Brad Brad - 3 months ago 10
Javascript Question

Clean-up of elements that are no longer referenced, and were never added to the document

Suppose I create a new element:

let canvas = document.createElement('canvas');

Now, later on in the script, I remove any JS references to it.

canvas = null;

Does the canvas element itself still exist, taking memory? Or will it be garbage collected like any other unreferenced object? Note that I haven't actually added it to the document.


Does the <canvas> element itself still exist, taking memory? Or will it be garbage collected like any other unreferenced object?

Yes, it still exists for the time being. Yes, it will be garbage collected in due time.

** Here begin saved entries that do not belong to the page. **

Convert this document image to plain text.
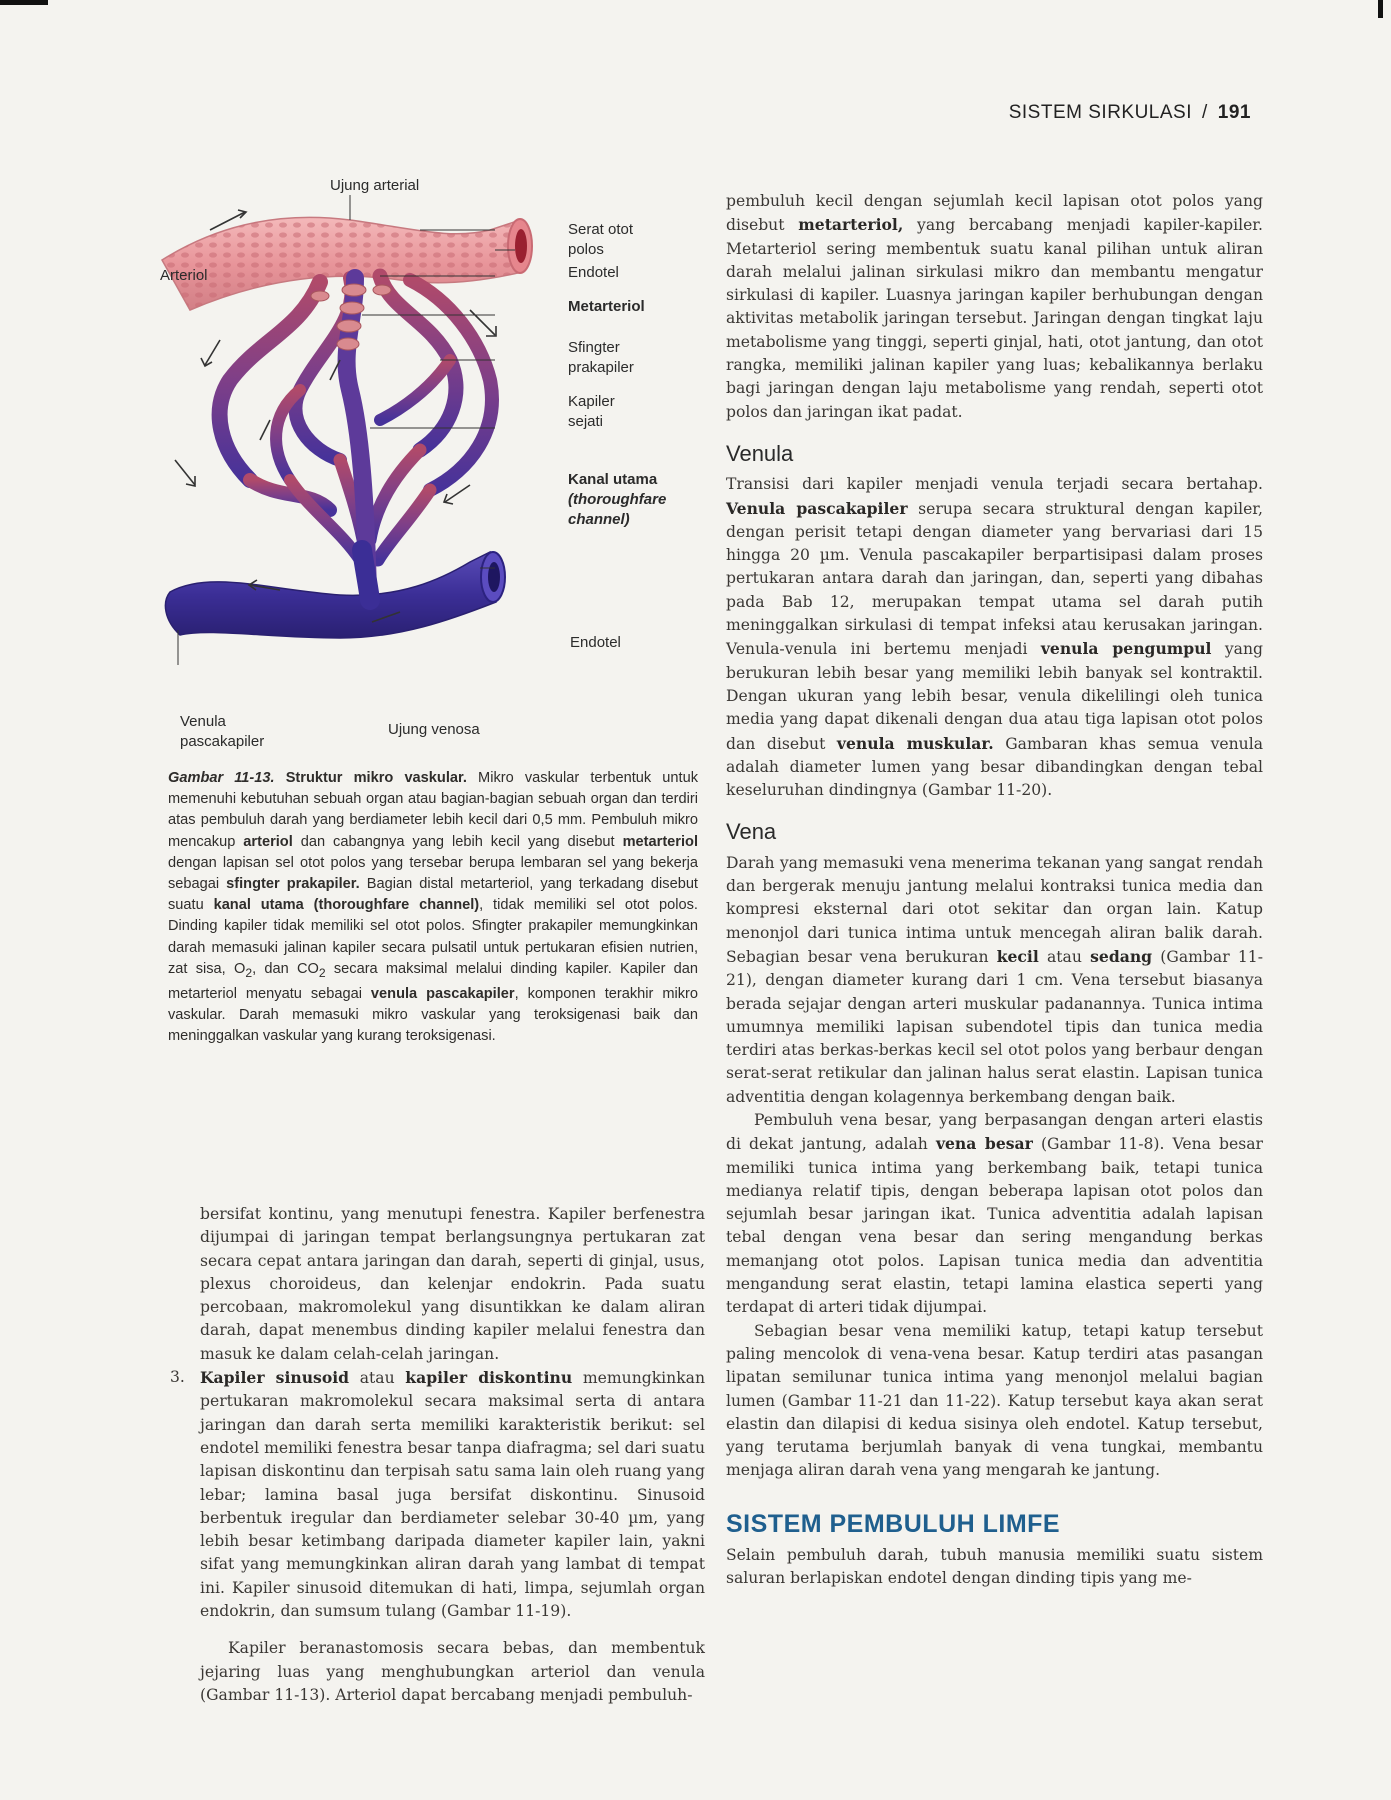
SISTEM SIRKULASI / 191
Ujung arterial
Arteriol
Serat otot
polos
Endotel
Metarteriol
Sfingter
prakapiler
Kapiler
sejati
Kanal utama
(thoroughfare
channel)
Endotel
Venula
pascakapiler
Ujung venosa
Gambar 11-13. Struktur mikro vaskular. Mikro vaskular terbentuk untuk memenuhi kebutuhan sebuah organ atau bagian-bagian sebuah organ dan terdiri atas pembuluh darah yang berdiameter lebih kecil dari 0,5 mm. Pembuluh mikro mencakup arteriol dan cabangnya yang lebih kecil yang disebut metarteriol dengan lapisan sel otot polos yang tersebar berupa lembaran sel yang bekerja sebagai sfingter prakapiler. Bagian distal metarteriol, yang terkadang disebut suatu kanal utama (thoroughfare channel), tidak memiliki sel otot polos. Dinding kapiler tidak memiliki sel otot polos. Sfingter prakapiler memungkinkan darah memasuki jalinan kapiler secara pulsatil untuk pertukaran efisien nutrien, zat sisa, $O_2$, dan $CO_2$ secara maksimal melalui dinding kapiler. Kapiler dan metarteriol menyatu sebagai venula pascakapiler, komponen terakhir mikro vaskular. Darah memasuki mikro vaskular yang teroksigenasi baik dan meninggalkan vaskular yang kurang teroksigenasi.

bersifat kontinu, yang menutupi fenestra. Kapiler berfenestra dijumpai di jaringan tempat berlangsungnya pertukaran zat secara cepat antara jaringan dan darah, seperti di ginjal, usus, plexus choroideus, dan kelenjar endokrin. Pada suatu percobaan, makromolekul yang disuntikkan ke dalam aliran darah, dapat menembus dinding kapiler melalui fenestra dan masuk ke dalam celah-celah jaringan.

3. Kapiler sinusoid atau kapiler diskontinu memungkinkan pertukaran makromolekul secara maksimal serta di antara jaringan dan darah serta memiliki karakteristik berikut: sel endotel memiliki fenestra besar tanpa diafragma; sel dari suatu lapisan diskontinu dan terpisah satu sama lain oleh ruang yang lebar; lamina basal juga bersifat diskontinu. Sinusoid berbentuk iregular dan berdiameter selebar 30-40 µm, yang lebih besar ketimbang daripada diameter kapiler lain, yakni sifat yang memungkinkan aliran darah yang lambat di tempat ini. Kapiler sinusoid ditemukan di hati, limpa, sejumlah organ endokrin, dan sumsum tulang (Gambar 11-19).

Kapiler beranastomosis secara bebas, dan membentuk jejaring luas yang menghubungkan arteriol dan venula (Gambar 11-13). Arteriol dapat bercabang menjadi pembuluh-

pembuluh kecil dengan sejumlah kecil lapisan otot polos yang disebut metarteriol, yang bercabang menjadi kapiler-kapiler. Metarteriol sering membentuk suatu kanal pilihan untuk aliran darah melalui jalinan sirkulasi mikro dan membantu mengatur sirkulasi di kapiler. Luasnya jaringan kapiler berhubungan dengan aktivitas metabolik jaringan tersebut. Jaringan dengan tingkat laju metabolisme yang tinggi, seperti ginjal, hati, otot jantung, dan otot rangka, memiliki jalinan kapiler yang luas; kebalikannya berlaku bagi jaringan dengan laju metabolisme yang rendah, seperti otot polos dan jaringan ikat padat.

Venula

Transisi dari kapiler menjadi venula terjadi secara bertahap. Venula pascakapiler serupa secara struktural dengan kapiler, dengan perisit tetapi dengan diameter yang bervariasi dari 15 hingga 20 µm. Venula pascakapiler berpartisipasi dalam proses pertukaran antara darah dan jaringan, dan, seperti yang dibahas pada Bab 12, merupakan tempat utama sel darah putih meninggalkan sirkulasi di tempat infeksi atau kerusakan jaringan. Venula-venula ini bertemu menjadi venula pengumpul yang berukuran lebih besar yang memiliki lebih banyak sel kontraktil. Dengan ukuran yang lebih besar, venula dikelilingi oleh tunica media yang dapat dikenali dengan dua atau tiga lapisan otot polos dan disebut venula muskular. Gambaran khas semua venula adalah diameter lumen yang besar dibandingkan dengan tebal keseluruhan dindingnya (Gambar 11-20).

Vena

Darah yang memasuki vena menerima tekanan yang sangat rendah dan bergerak menuju jantung melalui kontraksi tunica media dan kompresi eksternal dari otot sekitar dan organ lain. Katup menonjol dari tunica intima untuk mencegah aliran balik darah. Sebagian besar vena berukuran kecil atau sedang (Gambar 11-21), dengan diameter kurang dari 1 cm. Vena tersebut biasanya berada sejajar dengan arteri muskular padanannya. Tunica intima umumnya memiliki lapisan subendotel tipis dan tunica media terdiri atas berkas-berkas kecil sel otot polos yang berbaur dengan serat-serat retikular dan jalinan halus serat elastin. Lapisan tunica adventitia dengan kolagennya berkembang dengan baik.

Pembuluh vena besar, yang berpasangan dengan arteri elastis di dekat jantung, adalah vena besar (Gambar 11-8). Vena besar memiliki tunica intima yang berkembang baik, tetapi tunica medianya relatif tipis, dengan beberapa lapisan otot polos dan sejumlah besar jaringan ikat. Tunica adventitia adalah lapisan tebal dengan vena besar dan sering mengandung berkas memanjang otot polos. Lapisan tunica media dan adventitia mengandung serat elastin, tetapi lamina elastica seperti yang terdapat di arteri tidak dijumpai.

Sebagian besar vena memiliki katup, tetapi katup tersebut paling mencolok di vena-vena besar. Katup terdiri atas pasangan lipatan semilunar tunica intima yang menonjol melalui bagian lumen (Gambar 11-21 dan 11-22). Katup tersebut kaya akan serat elastin dan dilapisi di kedua sisinya oleh endotel. Katup tersebut, yang terutama berjumlah banyak di vena tungkai, membantu menjaga aliran darah vena yang mengarah ke jantung.

SISTEM PEMBULUH LIMFE

Selain pembuluh darah, tubuh manusia memiliki suatu sistem saluran berlapiskan endotel dengan dinding tipis yang me-
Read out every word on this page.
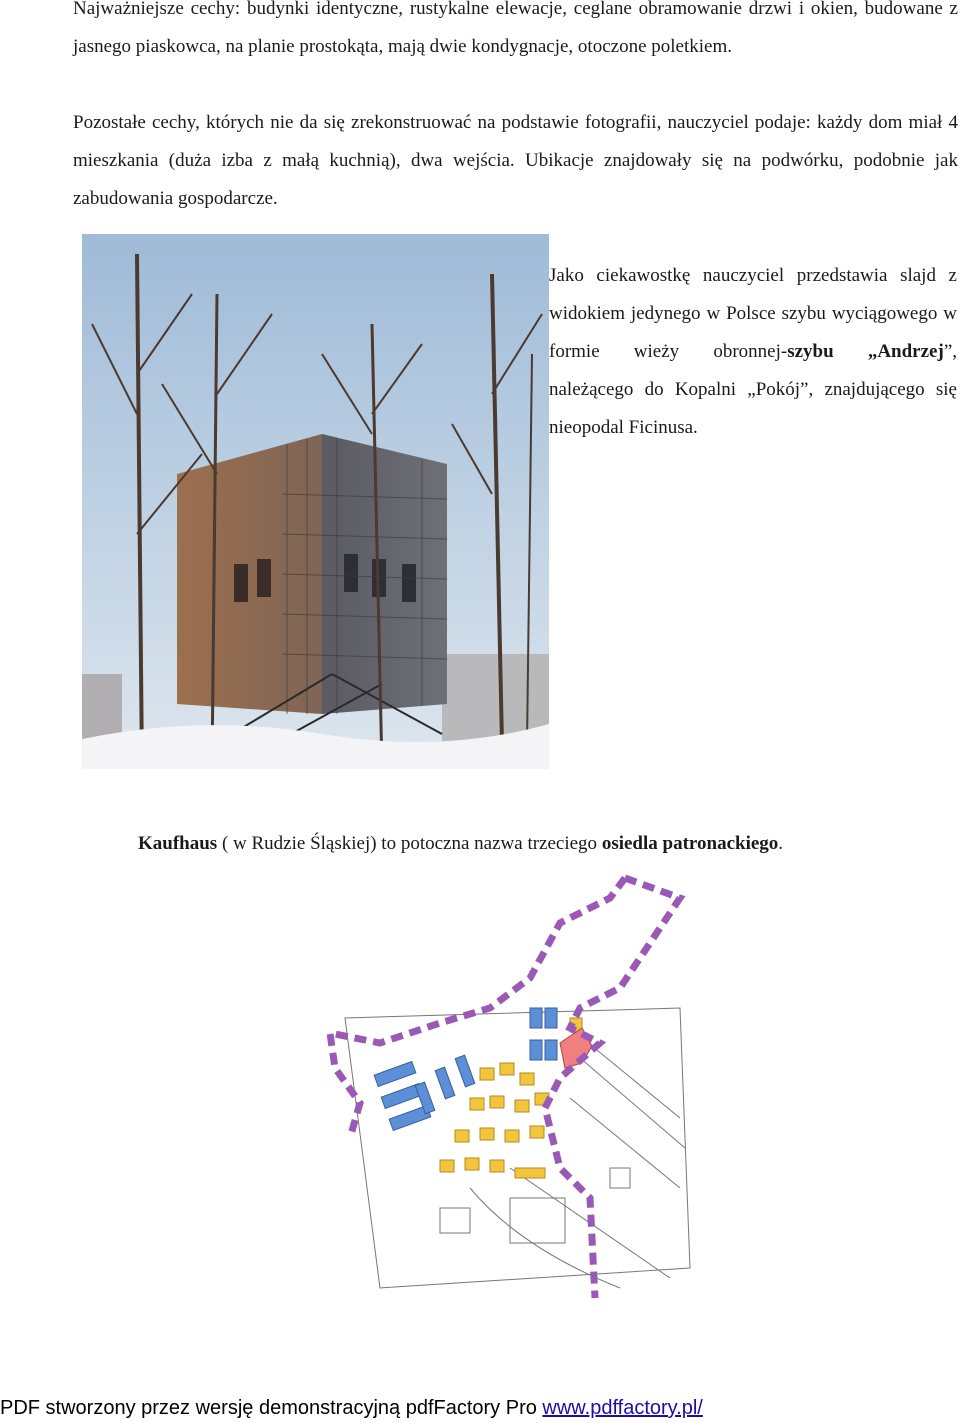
Najważniejsze cechy: budynki identyczne, rustykalne elewacje, ceglane obramowanie drzwi i okien, budowane z jasnego piaskowca, na planie prostokąta, mają dwie kondygnacje, otoczone poletkiem.

Pozostałe cechy, których nie da się zrekonstruować na podstawie fotografii, nauczyciel podaje: każdy dom miał 4 mieszkania (duża izba z małą kuchnią), dwa wejścia. Ubikacje znajdowały się na podwórku, podobnie jak zabudowania gospodarcze.

Jako ciekawostkę nauczyciel przedstawia slajd z widokiem jedynego w Polsce szybu wyciągowego w formie wieży obronnej-szybu „Andrzej”, należącego do Kopalni „Pokój”, znajdującego się nieopodal Ficinusa.

Kaufhaus ( w Rudzie Śląskiej) to potoczna nazwa trzeciego osiedla patronackiego.

PDF stworzony przez wersję demonstracyjną pdfFactory Pro www.pdffactory.pl/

Other posters seem to be slightly confused about the difference in GC behavior between the canvas variable and the <canvas> element. Variables are allocated on the stack, not the heap. They occupy some tiny amount of memory on the stack as long as they are in scope. They remain in scope by virtue of being in the call chain. The memory they use is released when the function is executed and stack frame popped.

Elements, like other objects, are allocated on the heap, and subject to garbage collection. They are GC'd when no longer referenced. The <canvas> element could be made to be no longer referenced either by setting any variable referring to it to null or something else, or the (only) variable referring to it going out of scope.

There is of course one other case relating to memory management of variables, which is closures. A variable which is closed over continues to occupy (a tiny amount of) memory as long as the enclosed function is "in scope", in other words, something references it. The value of such a variable--be it a DOM element or an JS object or anything else--will not and cannot be GC'd until the function in the closure goes out of scope. Little example:

function a() {
  const div = document.createElement('div');
  return function() {

function b() {
  const func = a();

When b is entered, storage is allocated on the stack for func. a is called, which creates the DOM element and returns the inner function. At this point, div remains allocated because it has been closed over and is referenced from within the inner function. The DOM element remains in the heap. Once b exits, the variable func is popped off the stack frame, meaning that nothing refers to the closure function any longer. That means that div is no longer in scope. That in turns means that the element is no longer referenced and will be GC'd (eventually).

Bottom line is that you don't need to worry about any of this. It just works, barring pathological cases or engine bugs.